En outre, la BCE a acheté pour près de 14 milliards d'euros d'obligations italiennes dans le cadre de son programme régulier d'achat de titres au cours des deux derniers mois.
Ce soutien de la BCE a permis à l'Italie de vendre un montant record de 22,3 milliards d'euros d'obligations à 5 ans en quatre jours en date du 21 mai, avec une autre vente réussie de 2,5 milliards d'euros le 29 mai. Mardi, le Trésor italien a annoncé qu'il avait mandaté un consortium bancaire pour gérer la syndication d'autres obligations.
Dans le même temps, quelque 82 milliards d'euros du fonds de relance proposé par l'UE sont destinés à l'Italie, avec un montant similaire pour l'Espagne, et moins pour les autres pays.
Toutefois, cette facilité se heurte à l'opposition de plusieurs membres de l'UE ainsi que de membres du gouvernement de coalition allemand. Plusieurs semaines de négociation pourraient donc être nécessaires pour faire approuver le programme et il pourrait être modifié (c'est-à-dire diminué) en cours de route.
En attendant, les rendements et les écarts des obligations italiennes continueront de fluctuer.

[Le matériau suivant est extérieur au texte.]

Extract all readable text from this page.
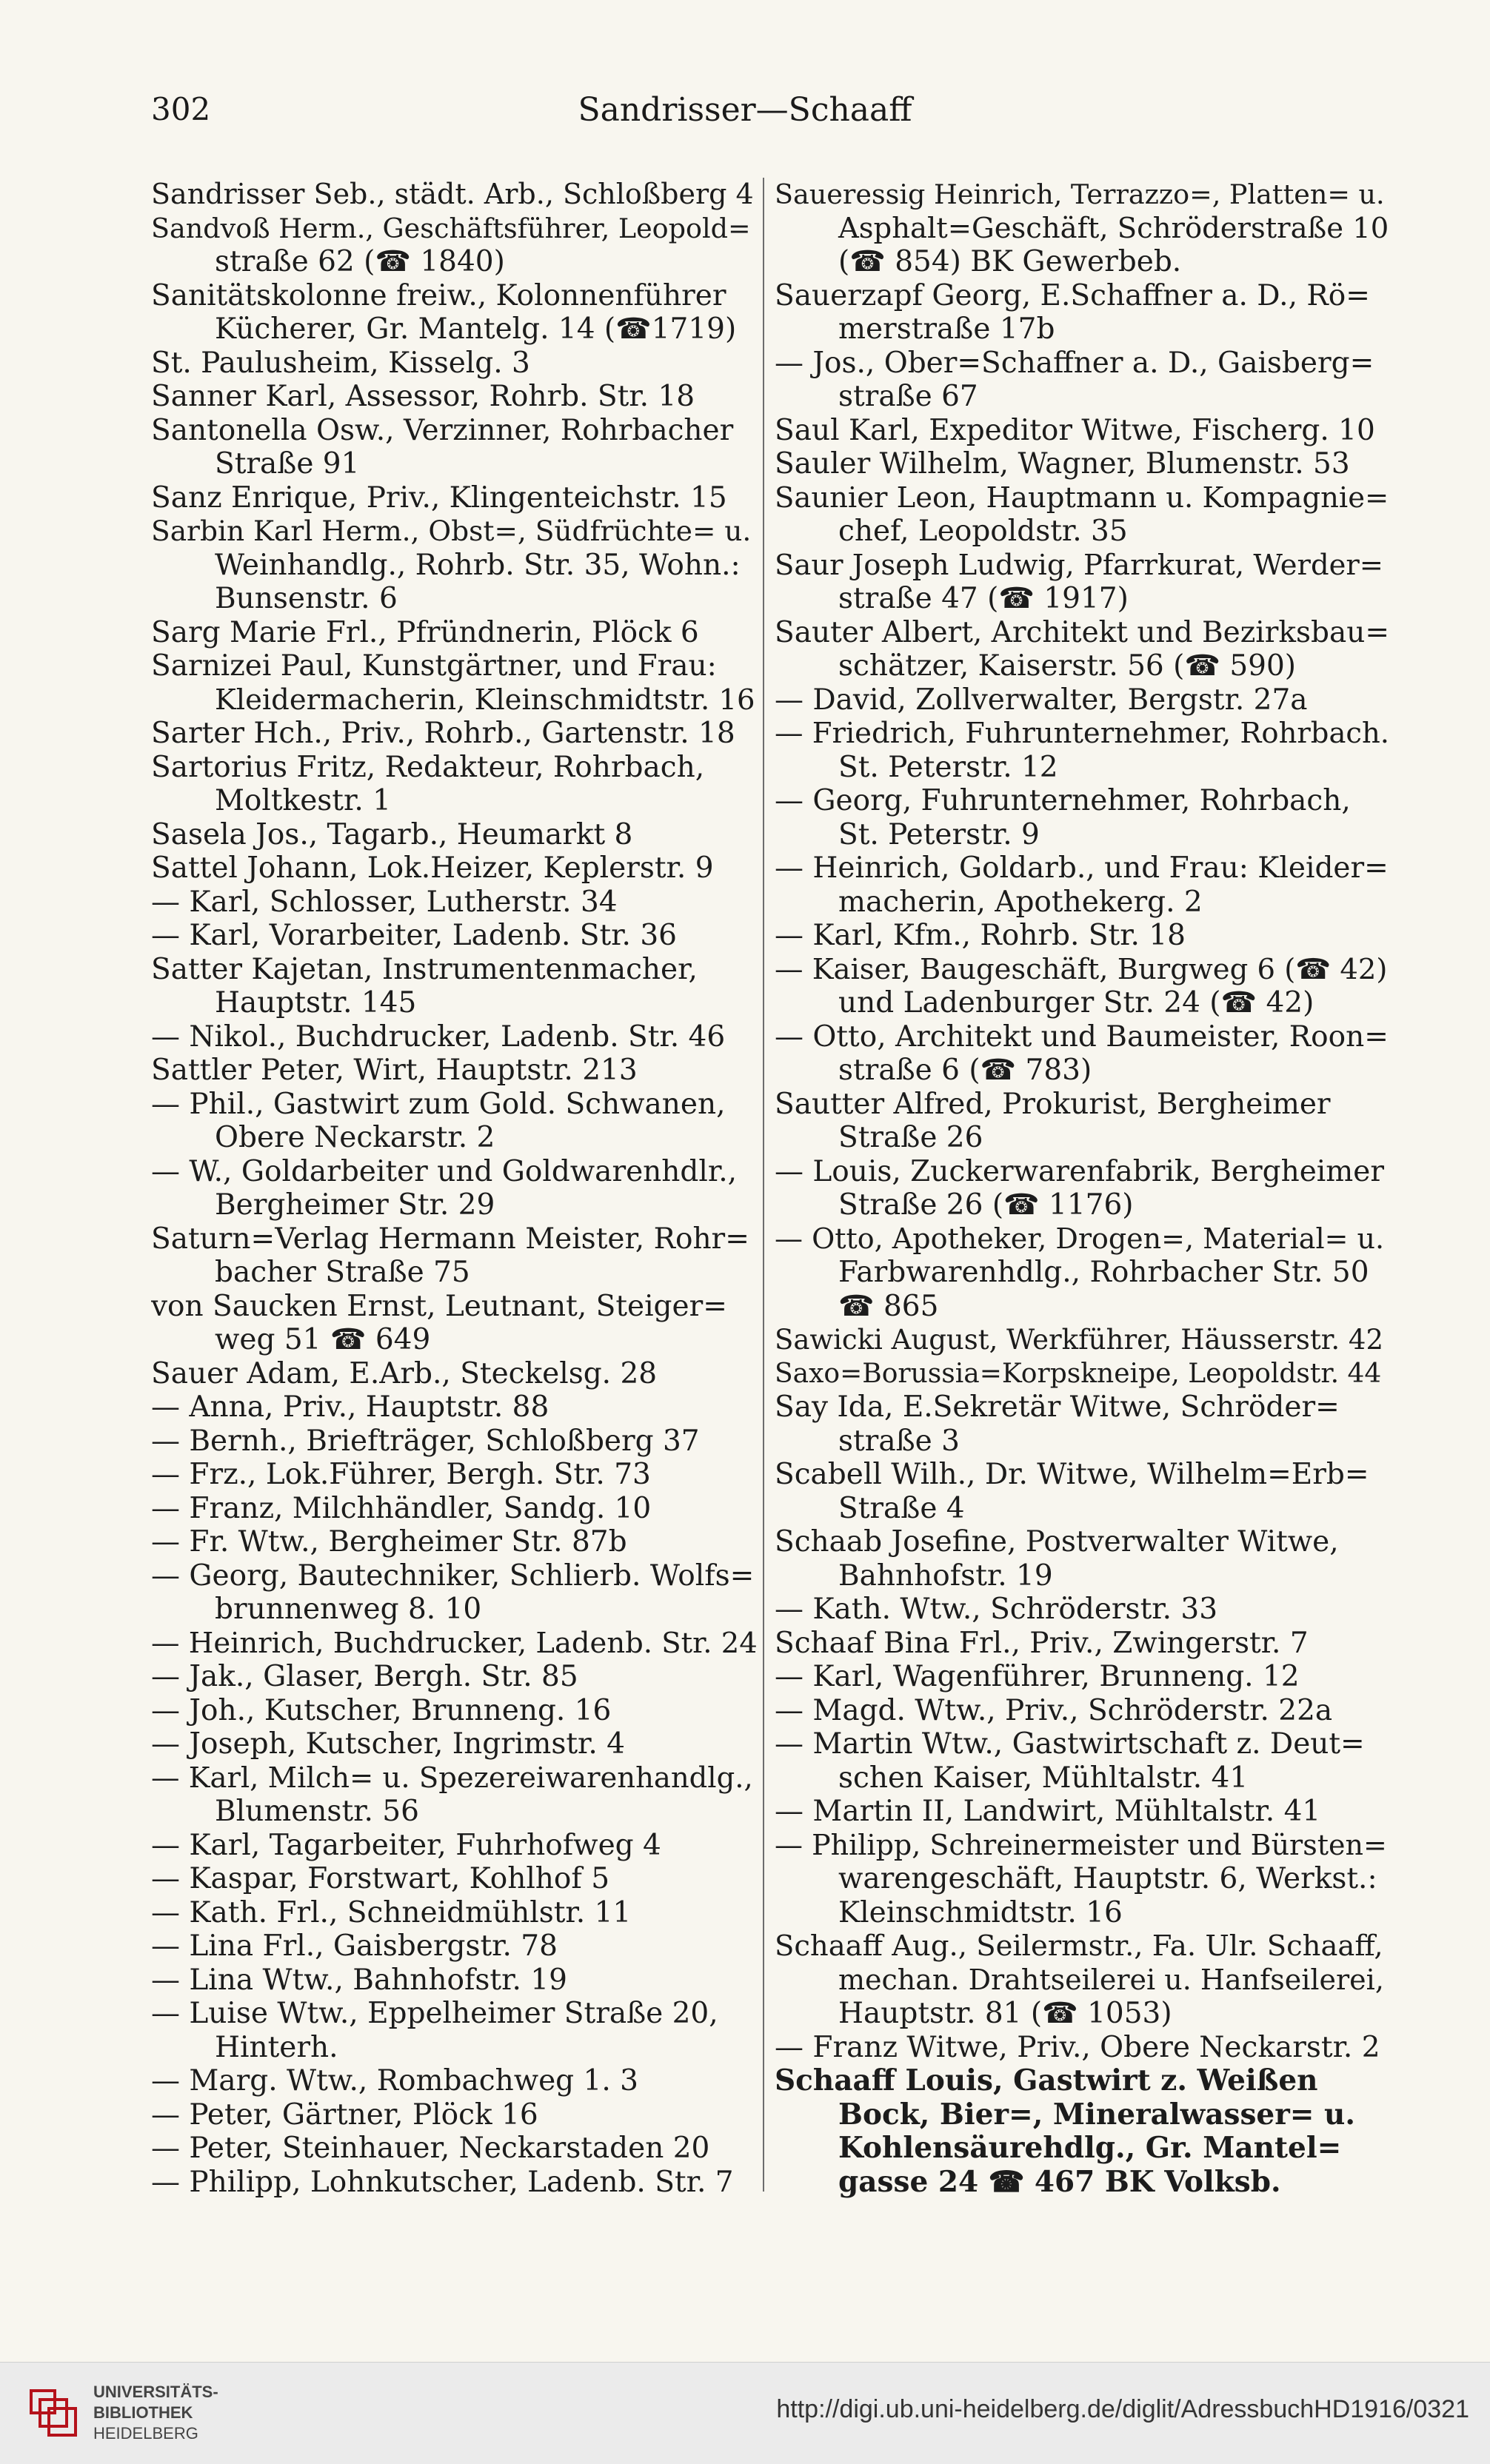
302	Sandrisser—Schaaff
Sandrisser Seb., städt. Arb., Schloßberg 4
Sandvoß Herm., Geschäftsführer, Leopold=
straße 62 (☎ 1840)
Sanitätskolonne freiw., Kolonnenführer
Kücherer, Gr. Mantelg. 14 (☎1719)
St. Paulusheim, Kisselg. 3
Sanner Karl, Assessor, Rohrb. Str. 18
Santonella Osw., Verzinner, Rohrbacher
Straße 91
Sanz Enrique, Priv., Klingenteichstr. 15
Sarbin Karl Herm., Obst=, Südfrüchte= u.
Weinhandlg., Rohrb. Str. 35, Wohn.:
Bunsenstr. 6
Sarg Marie Frl., Pfründnerin, Plöck 6
Sarnizei Paul, Kunstgärtner, und Frau:
Kleidermacherin, Kleinschmidtstr. 16
Sarter Hch., Priv., Rohrb., Gartenstr. 18
Sartorius Fritz, Redakteur, Rohrbach,
Moltkestr. 1
Sasela Jos., Tagarb., Heumarkt 8
Sattel Johann, Lok.Heizer, Keplerstr. 9
— Karl, Schlosser, Lutherstr. 34
— Karl, Vorarbeiter, Ladenb. Str. 36
Satter Kajetan, Instrumentenmacher,
Hauptstr. 145
— Nikol., Buchdrucker, Ladenb. Str. 46
Sattler Peter, Wirt, Hauptstr. 213
— Phil., Gastwirt zum Gold. Schwanen,
Obere Neckarstr. 2
— W., Goldarbeiter und Goldwarenhdlr.,
Bergheimer Str. 29
Saturn=Verlag Hermann Meister, Rohr=
bacher Straße 75
von Saucken Ernst, Leutnant, Steiger=
weg 51 ☎ 649
Sauer Adam, E.Arb., Steckelsg. 28
— Anna, Priv., Hauptstr. 88
— Bernh., Briefträger, Schloßberg 37
— Frz., Lok.Führer, Bergh. Str. 73
— Franz, Milchhändler, Sandg. 10
— Fr. Wtw., Bergheimer Str. 87b
— Georg, Bautechniker, Schlierb. Wolfs=
brunnenweg 8. 10
— Heinrich, Buchdrucker, Ladenb. Str. 24
— Jak., Glaser, Bergh. Str. 85
— Joh., Kutscher, Brunneng. 16
— Joseph, Kutscher, Ingrimstr. 4
— Karl, Milch= u. Spezereiwarenhandlg.,
Blumenstr. 56
— Karl, Tagarbeiter, Fuhrhofweg 4
— Kaspar, Forstwart, Kohlhof 5
— Kath. Frl., Schneidmühlstr. 11
— Lina Frl., Gaisbergstr. 78
— Lina Wtw., Bahnhofstr. 19
— Luise Wtw., Eppelheimer Straße 20,
Hinterh.
— Marg. Wtw., Rombachweg 1. 3
— Peter, Gärtner, Plöck 16
— Peter, Steinhauer, Neckarstaden 20
— Philipp, Lohnkutscher, Ladenb. Str. 7
Saueressig Heinrich, Terrazzo=, Platten= u.
Asphalt=Geschäft, Schröderstraße 10
(☎ 854) BK Gewerbeb.
Sauerzapf Georg, E.Schaffner a. D., Rö=
merstraße 17b
— Jos., Ober=Schaffner a. D., Gaisberg=
straße 67
Saul Karl, Expeditor Witwe, Fischerg. 10
Sauler Wilhelm, Wagner, Blumenstr. 53
Saunier Leon, Hauptmann u. Kompagnie=
chef, Leopoldstr. 35
Saur Joseph Ludwig, Pfarrkurat, Werder=
straße 47 (☎ 1917)
Sauter Albert, Architekt und Bezirksbau=
schätzer, Kaiserstr. 56 (☎ 590)
— David, Zollverwalter, Bergstr. 27a
— Friedrich, Fuhrunternehmer, Rohrbach.
St. Peterstr. 12
— Georg, Fuhrunternehmer, Rohrbach,
St. Peterstr. 9
— Heinrich, Goldarb., und Frau: Kleider=
macherin, Apothekerg. 2
— Karl, Kfm., Rohrb. Str. 18
— Kaiser, Baugeschäft, Burgweg 6 (☎ 42)
und Ladenburger Str. 24 (☎ 42)
— Otto, Architekt und Baumeister, Roon=
straße 6 (☎ 783)
Sautter Alfred, Prokurist, Bergheimer
Straße 26
— Louis, Zuckerwarenfabrik, Bergheimer
Straße 26 (☎ 1176)
— Otto, Apotheker, Drogen=, Material= u.
Farbwarenhdlg., Rohrbacher Str. 50
☎ 865
Sawicki August, Werkführer, Häusserstr. 42
Saxo=Borussia=Korpskneipe, Leopoldstr. 44
Say Ida, E.Sekretär Witwe, Schröder=
straße 3
Scabell Wilh., Dr. Witwe, Wilhelm=Erb=
Straße 4
Schaab Josefine, Postverwalter Witwe,
Bahnhofstr. 19
— Kath. Wtw., Schröderstr. 33
Schaaf Bina Frl., Priv., Zwingerstr. 7
— Karl, Wagenführer, Brunneng. 12
— Magd. Wtw., Priv., Schröderstr. 22a
— Martin Wtw., Gastwirtschaft z. Deut=
schen Kaiser, Mühltalstr. 41
— Martin II, Landwirt, Mühltalstr. 41
— Philipp, Schreinermeister und Bürsten=
warengeschäft, Hauptstr. 6, Werkst.:
Kleinschmidtstr. 16
Schaaff Aug., Seilermstr., Fa. Ulr. Schaaff,
mechan. Drahtseilerei u. Hanfseilerei,
Hauptstr. 81 (☎ 1053)
— Franz Witwe, Priv., Obere Neckarstr. 2
Schaaff Louis, Gastwirt z. Weißen
Bock, Bier=, Mineralwasser= u.
Kohlensäurehdlg., Gr. Mantel=
gasse 24 ☎ 467 BK Volksb.
UNIVERSITÄTS-
BIBLIOTHEK
HEIDELBERG
http://digi.ub.uni-heidelberg.de/diglit/AdressbuchHD1916/0321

Comme l'Italie n'a plus sa propre monnaie, elle ne peut pas atténuer le stress par une dévaluation comme elle l'a fait dans le passé.
Les écarts considérables entre les rendements des obligations d'État ont été l'un des principaux facteurs de tension dans la crise de la dette souveraine de l'UE, qui a culminé entre 2010 et 2012, entraînant le sauvetage traumatisant de la Grèce, de l'Irlande, du Portugal, de l'Espagne et de Chypre sous la direction de la troïka de la Commission Européenne, de la BCE et du Fonds Monétaire International.
Les fonctionnaires européens, et même les dirigeants allemands, semblent avoir tiré une leçon de cette crise. Il reste cependant à voir si l'aide européenne prévue sera assortie de conditions, même si elle est moins onéreuse que les renflouements précédents.